Avez-vous également des visées sur Madagascar ?
Ma prochaine destination maintenant c’est Madagascar. Une délégation est allée identifier le site que la présidence est disposée à donner à Maurice, entre 400 et 600 hectares – et ce n’est qu’un début – à Fort Dauphin. Le 1er ministre malgache est venu à Maurice exprimer son désir de voir l’île Maurice aider Madagascar à créer une zone industrielle. C’est ce qu’on va faire. Ceci implique de gros investissements d’infrastructures évidemment. Au départ c’est une opération bilatérale Maurice/Madagascar mais c’est en venant ici que je me suis dit : pourquoi pas en faire une coopération trilatérale !
 
La fameuse coopération régionale devient réalité ?

Dans 10 ans Maurice sera bien intégrée dans la zone sur un plan économique.

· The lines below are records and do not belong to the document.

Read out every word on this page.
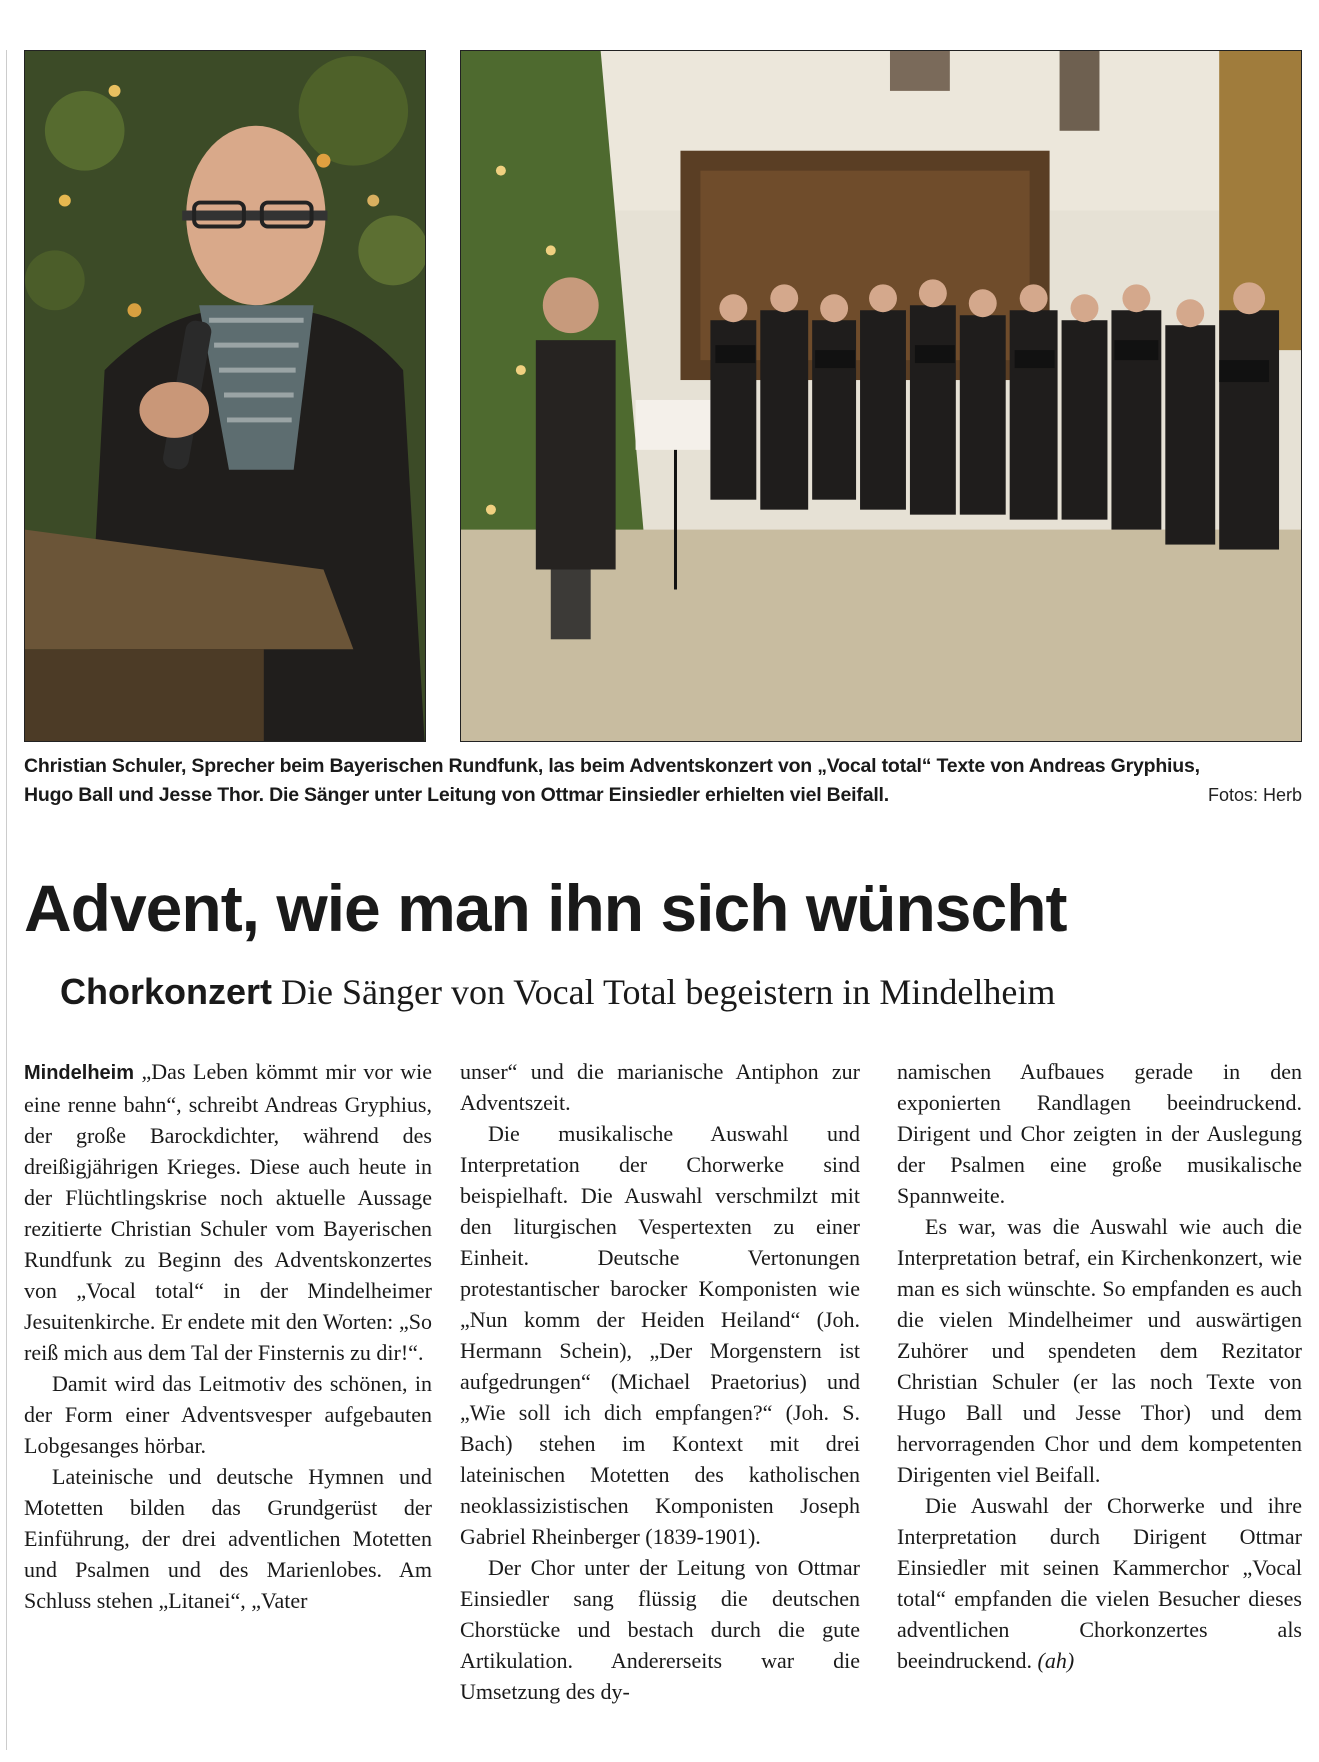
Christian Schuler, Sprecher beim Bayerischen Rundfunk, las beim Adventskonzert von „Vocal total“ Texte von Andreas Gryphius,
Hugo Ball und Jesse Thor. Die Sänger unter Leitung von Ottmar Einsiedler erhielten viel Beifall.	Fotos: Herb
Advent, wie man ihn sich wünscht
Chorkonzert Die Sänger von Vocal Total begeistern in Mindelheim

Mindelheim „Das Leben kömmt mir vor wie eine renne bahn“, schreibt Andreas Gryphius, der große Barockdichter, während des dreißigjährigen Krieges. Diese auch heute in der Flüchtlingskrise noch aktuelle Aussage rezitierte Christian Schuler vom Bayerischen Rundfunk zu Beginn des Adventskonzertes von „Vocal total“ in der Mindelheimer Jesuitenkirche. Er endete mit den Worten: „So reiß mich aus dem Tal der Finsternis zu dir!“.

Damit wird das Leitmotiv des schönen, in der Form einer Adventsvesper aufgebauten Lobgesanges hörbar.

Lateinische und deutsche Hymnen und Motetten bilden das Grundgerüst der Einführung, der drei adventlichen Motetten und Psalmen und des Marienlobes. Am Schluss stehen „Litanei“, „Vater

unser“ und die marianische Antiphon zur Adventszeit.

Die musikalische Auswahl und Interpretation der Chorwerke sind beispielhaft. Die Auswahl verschmilzt mit den liturgischen Vespertexten zu einer Einheit. Deutsche Vertonungen protestantischer barocker Komponisten wie „Nun komm der Heiden Heiland“ (Joh. Hermann Schein), „Der Morgenstern ist aufgedrungen“ (Michael Praetorius) und „Wie soll ich dich empfangen?“ (Joh. S. Bach) stehen im Kontext mit drei lateinischen Motetten des katholischen neoklassizistischen Komponisten Joseph Gabriel Rheinberger (1839-1901).

Der Chor unter der Leitung von Ottmar Einsiedler sang flüssig die deutschen Chorstücke und bestach durch die gute Artikulation. Andererseits war die Umsetzung des dy-

namischen Aufbaues gerade in den exponierten Randlagen beeindruckend. Dirigent und Chor zeigten in der Auslegung der Psalmen eine große musikalische Spannweite.

Es war, was die Auswahl wie auch die Interpretation betraf, ein Kirchenkonzert, wie man es sich wünschte. So empfanden es auch die vielen Mindelheimer und auswärtigen Zuhörer und spendeten dem Rezitator Christian Schuler (er las noch Texte von Hugo Ball und Jesse Thor) und dem hervorragenden Chor und dem kompetenten Dirigenten viel Beifall.

Die Auswahl der Chorwerke und ihre Interpretation durch Dirigent Ottmar Einsiedler mit seinen Kammerchor „Vocal total“ empfanden die vielen Besucher dieses adventlichen Chorkonzertes als beeindruckend. (ah)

On n’a plus le choix. Je vous donne un exemple : la MCB, la plus grande banque mauricienne, générait jusqu’à récemment tout son chiffre d’affaires sur l’île Maurice. Vous savez qu’en 7 ans à peine, 55% de son chiffre d’affaires est en Afrique et à l’extérieur de Maurice !
 
L’île Maurice est contrainte, géographiquement, d’appliquer une politique économique expansive ?
Nous sommes dans un processus d’expansion très rapide. Et on n’a plus le choix maintenant. Notre chemise est bien trop serrée donc on est obligé, pour notre survie, de nous ouvrir sur l’extérieur. Pourquoi la coopération régionale devient concrète ? C’est parce que nous avons maintenant la Commission de l’océan indien. Les moyens financiers sont là, c’est fou. Bruxelles est là, Paris est là et nous envoient un message : messieurs travaillez ensemble. Jamais ce message n’avait été aussi clair que ça. Travaillez ensemble, c’est ce qu’on fait !
 
Cette volonté de redirection vers des secteurs à forte valeur ajoutée n’est-elle pas la contrepartie d’un désengagement des investisseurs sur ce qui faisait l’intérêt de Maurice, sa main-d’œuvre peu coûteuse, remplacée désormais par Madagascar ?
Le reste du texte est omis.